The recent Ukrainian drone attacks have forced the shutdown of oil facilities accounting at least 17% of Russia’s oil-processing capacity, or about 1.1 million b/d, Reuters estimates.
“Ongoing risks to energy infrastructure in Russia remain high,” Hynes said. “Exports of Russian oil from its ports have dropped to a four-week low of 2.72mb/d [2.72 million b/d], according to tanker tracker data,” he added.
Downward pressure:
The oil market’s attention is increasingly turning to the OPEC+ meeting due on 7 September, according to analysts.
The prospect of a supply glut later this year as the Saudi Arabia-led oil producers group fully unwinds the existing supply cuts, has put some downward pressure on Brent today.
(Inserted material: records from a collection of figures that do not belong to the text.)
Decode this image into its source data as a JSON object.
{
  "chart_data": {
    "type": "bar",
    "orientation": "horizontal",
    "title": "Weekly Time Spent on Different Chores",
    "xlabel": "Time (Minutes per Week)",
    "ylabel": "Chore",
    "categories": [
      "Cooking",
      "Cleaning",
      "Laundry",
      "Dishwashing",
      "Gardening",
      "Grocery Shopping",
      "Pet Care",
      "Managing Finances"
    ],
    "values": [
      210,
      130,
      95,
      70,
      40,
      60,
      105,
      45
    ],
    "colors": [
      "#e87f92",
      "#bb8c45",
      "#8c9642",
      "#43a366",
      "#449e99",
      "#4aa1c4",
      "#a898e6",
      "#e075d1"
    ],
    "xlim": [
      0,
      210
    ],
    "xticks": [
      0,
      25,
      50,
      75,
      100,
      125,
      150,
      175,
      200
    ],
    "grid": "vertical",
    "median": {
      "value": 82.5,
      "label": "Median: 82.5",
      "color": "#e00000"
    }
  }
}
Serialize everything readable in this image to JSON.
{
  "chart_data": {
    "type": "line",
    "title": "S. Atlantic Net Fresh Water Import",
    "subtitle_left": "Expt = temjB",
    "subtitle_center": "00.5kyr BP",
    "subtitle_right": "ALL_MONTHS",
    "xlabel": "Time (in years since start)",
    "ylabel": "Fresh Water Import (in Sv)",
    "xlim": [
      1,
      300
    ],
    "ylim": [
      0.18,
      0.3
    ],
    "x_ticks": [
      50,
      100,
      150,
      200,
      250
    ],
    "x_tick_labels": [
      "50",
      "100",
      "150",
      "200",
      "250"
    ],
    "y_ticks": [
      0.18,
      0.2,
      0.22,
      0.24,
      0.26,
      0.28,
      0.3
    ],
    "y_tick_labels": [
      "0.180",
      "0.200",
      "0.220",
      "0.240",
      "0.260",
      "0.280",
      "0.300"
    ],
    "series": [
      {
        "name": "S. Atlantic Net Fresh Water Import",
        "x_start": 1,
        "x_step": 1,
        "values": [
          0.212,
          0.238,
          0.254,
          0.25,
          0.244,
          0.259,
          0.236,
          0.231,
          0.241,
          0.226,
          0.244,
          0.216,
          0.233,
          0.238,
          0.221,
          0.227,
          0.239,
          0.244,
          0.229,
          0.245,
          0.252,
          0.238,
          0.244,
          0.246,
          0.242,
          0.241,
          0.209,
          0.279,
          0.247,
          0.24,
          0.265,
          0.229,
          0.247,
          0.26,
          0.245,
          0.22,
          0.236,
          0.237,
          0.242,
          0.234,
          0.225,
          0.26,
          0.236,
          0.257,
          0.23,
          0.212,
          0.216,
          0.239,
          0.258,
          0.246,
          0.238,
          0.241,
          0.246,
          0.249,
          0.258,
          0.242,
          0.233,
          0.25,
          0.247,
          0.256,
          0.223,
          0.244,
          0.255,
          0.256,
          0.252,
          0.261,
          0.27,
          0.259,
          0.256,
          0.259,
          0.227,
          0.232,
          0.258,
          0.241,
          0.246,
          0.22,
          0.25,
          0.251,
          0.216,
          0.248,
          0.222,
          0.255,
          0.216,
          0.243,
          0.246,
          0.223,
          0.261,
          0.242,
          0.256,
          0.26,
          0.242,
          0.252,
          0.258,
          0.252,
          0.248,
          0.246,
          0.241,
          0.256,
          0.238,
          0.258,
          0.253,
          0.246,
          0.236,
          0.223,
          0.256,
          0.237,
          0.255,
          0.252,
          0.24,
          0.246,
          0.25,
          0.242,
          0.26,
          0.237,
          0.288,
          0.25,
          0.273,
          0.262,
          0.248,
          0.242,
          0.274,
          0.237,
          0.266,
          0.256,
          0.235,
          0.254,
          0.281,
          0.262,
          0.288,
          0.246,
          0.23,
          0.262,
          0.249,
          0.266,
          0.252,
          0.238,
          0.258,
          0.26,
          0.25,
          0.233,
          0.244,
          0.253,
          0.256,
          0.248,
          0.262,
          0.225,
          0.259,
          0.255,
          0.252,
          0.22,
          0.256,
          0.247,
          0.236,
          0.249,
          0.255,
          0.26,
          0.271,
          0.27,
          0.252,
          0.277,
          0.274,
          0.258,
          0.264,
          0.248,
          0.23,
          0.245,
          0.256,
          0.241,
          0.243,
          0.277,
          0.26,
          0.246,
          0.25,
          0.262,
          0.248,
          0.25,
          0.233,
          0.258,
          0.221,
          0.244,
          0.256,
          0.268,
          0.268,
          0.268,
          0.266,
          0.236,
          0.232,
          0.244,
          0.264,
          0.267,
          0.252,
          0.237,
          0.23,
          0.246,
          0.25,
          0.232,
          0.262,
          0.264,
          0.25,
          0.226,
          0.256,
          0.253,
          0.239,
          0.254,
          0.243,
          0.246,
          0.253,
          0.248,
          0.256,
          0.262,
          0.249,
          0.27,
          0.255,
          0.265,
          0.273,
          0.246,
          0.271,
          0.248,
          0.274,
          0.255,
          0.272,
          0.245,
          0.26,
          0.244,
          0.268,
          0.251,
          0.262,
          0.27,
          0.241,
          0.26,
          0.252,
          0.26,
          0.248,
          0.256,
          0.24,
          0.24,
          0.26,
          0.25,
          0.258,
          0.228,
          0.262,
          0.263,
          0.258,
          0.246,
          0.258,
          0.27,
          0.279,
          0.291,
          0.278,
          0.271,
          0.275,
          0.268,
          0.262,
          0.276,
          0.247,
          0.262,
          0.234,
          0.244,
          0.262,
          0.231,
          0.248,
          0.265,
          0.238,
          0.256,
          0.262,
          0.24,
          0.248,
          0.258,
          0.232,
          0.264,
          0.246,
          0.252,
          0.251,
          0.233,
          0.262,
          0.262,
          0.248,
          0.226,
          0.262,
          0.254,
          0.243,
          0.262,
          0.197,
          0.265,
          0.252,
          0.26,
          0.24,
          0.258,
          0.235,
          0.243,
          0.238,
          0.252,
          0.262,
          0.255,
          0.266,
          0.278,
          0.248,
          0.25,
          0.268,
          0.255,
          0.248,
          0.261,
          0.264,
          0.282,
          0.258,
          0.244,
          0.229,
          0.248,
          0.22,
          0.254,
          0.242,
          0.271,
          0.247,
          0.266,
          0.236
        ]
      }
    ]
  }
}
“We believe, just like the broader market, that the group will leave production levels unchanged for October,” two analysts from ING Bank said.
OPEC+ has rolled back 2.2 million b/d of additional voluntary supply cuts over the past six months, ahead of its initial plan.
“The scale of the surplus through next year means it’s unlikely the group will bring additional supply onto the market,” the two analysts added.